Jessie fut soulagée de constater qu’il ne faisait que se moquer d’elle et se permit de prendre un moment pour respirer avant de répondre.

– Eh bien, espérons que tu seras vite payé. J’ai entendu dire que tu peux être dur quand on te paie en retard.

– T’as pas idée, dit Garland, dont la bouche forma une chose qui ressemblait à un sourire. Disons que je force les récalcitrants à prendre du Metamucil.

– Sympa, dit Jessie en s’étouffant légèrement. Bon, combien de temps va-t-il falloir que je parle poliment de ta routine médicale de vieux monsieur avant que tu me tiennes au courant de la situation ?

Garland fit un nouveau demi-sourire. Cela semblait devenir une habitude.

– Entre, dit-il en s’écartant.

Elle avança d’un pas dans la pièce avant de se rendre compte que, si elle en faisait un autre, elle heurterait le bureau de Garland.

– Je croyais que les gens disaient seulement ça pour se moquer, mais cette pièce a vraiment été un placard, n’est-ce pas ?

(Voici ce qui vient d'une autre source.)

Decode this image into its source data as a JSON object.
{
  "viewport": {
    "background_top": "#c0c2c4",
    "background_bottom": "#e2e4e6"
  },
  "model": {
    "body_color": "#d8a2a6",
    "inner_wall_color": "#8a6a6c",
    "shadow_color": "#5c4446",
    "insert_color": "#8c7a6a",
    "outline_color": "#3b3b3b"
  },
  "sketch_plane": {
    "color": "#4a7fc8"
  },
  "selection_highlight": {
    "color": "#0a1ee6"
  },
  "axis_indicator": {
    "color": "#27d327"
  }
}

– Je n’ai pas besoin de beaucoup de place, répondit-il en refermant la porte.

Il frôla Jessie pour aller rejoindre la chaise qui se trouvait de l’autre côté de son petit bureau. Dans la pièce, on ne trouvait pas grand-chose d’autre mis à part une chaise unique pour les invités, une lampe de bureau et un classeur à tiroirs de petite taille.

– Je suppose que, comme tu ne prends que quelques affaires par an, tu ne te noies pas dans la paperasse.

– Même quand je travaillais plus, j’aimais conserver une quantité minimum de papiers. À bureau encombré, esprit encombré.

– Confucius ? demanda-t-elle pour le taquiner.

– Non, Moses, mais pas celui de la Bible, dit-il.

Avant qu’elle ait pu répondre, il continua.

– Bon, parlons de ton affaire.

– Oui ?

– Je n’ai rien.

– Quoi ? demanda-t-elle, incrédule.

Il sembla indifférent à sa réaction.

– En vérité, je n’ai même pas encore essayé.

– Et pourquoi ? demanda-t-elle.

– Réfléchis, Hunt, dit-il patiemment. Je ne peux pas me rendre au bureau local du FBI, entrer nonchalamment et demander aux agents concernés comment avance leur enquête, surtout le matin même où la profileuse la plus proche de Crutchfield revient travailler. Ils comprendraient immédiatement ce que je ferais. Ils ne diraient rien. Tu aurais des ennuis. Quant à moi, je perdrais mon statut officiel de ‘spécialiste émérite’. Mauvaise idée.

– À t’entendre, ce serait impossible, protesta Jessie. Tu peux les approcher comme tu veux, ils seront toujours sur leurs gardes.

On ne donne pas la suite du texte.